LH: Well, I'm not Michael Moore!

WCT: No, of course not; of course not.

LH: But that's why this film is going to play in all kinds of communities and speak to all types of political persuasions. I feel like you just asked two questions. You know, like anything, when you're with a family and you're shooting them there's a trust and a relationship and there are things that you don't shoot. It's not in the film because I didn't shoot it because it wasn't appropriate. I wasn't working at that moment; I was being a friend.

WCT: I certainly get that, but what about the school officials or people who could have made a difference?

LH: Well, I did—I mean I shot the minute the parents walked in that morning and I revealed as much as I was able to.

WCT: Well, I guess that's just my wanting someone to call out that assistant principal or that bus driver, who both know damn well what's going on and do little or nothing. The indifference is frustrating.

LH: You're completing the stories now.

WCT: [Laughs] I am, I am—but isn't that what people do when presented with a subject like this? There's just a feeling of an overwhelming frustration that comes over you.

LH: Oh, it's infuriating and certainly very frustrating for that family and for those communities that those officials made those choices.

WCT: Well, did you talk to those officials, to the parents of some of those bullies? Or did you make a choice not to?

LH: It's a big narrative you're asking me about and, in another school we shot in, there's a radically different culture and they're actually doing a great job. We just didn't have a story there and, ultimately, film is about story that you can sort of stand by.

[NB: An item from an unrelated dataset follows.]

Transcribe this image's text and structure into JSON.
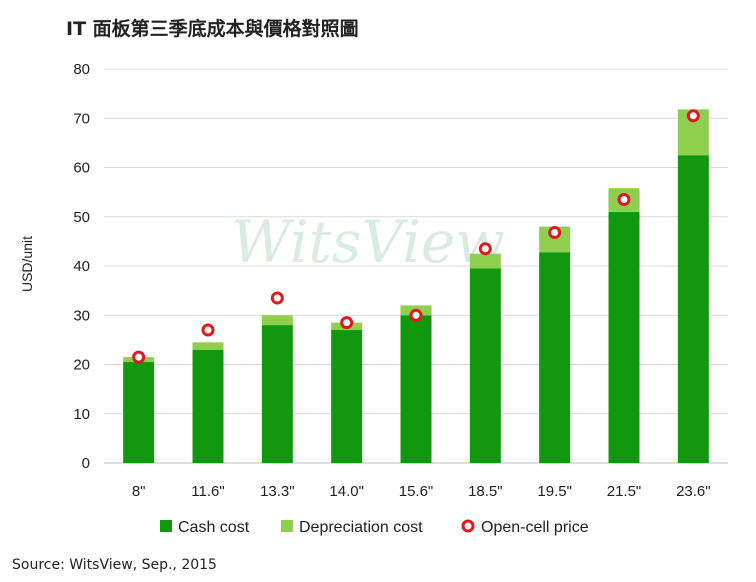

We filmed lots of people that are doing great stuff and really great work and there are people in Alex's school that are trying really hard to make a difference; the whole district is trying to make a difference. But the reality is that this is how it happened and for me it was just much more powerful to tell really all of these stories from the perspective of the kids and families. That was my choice. That's what I knew and understood.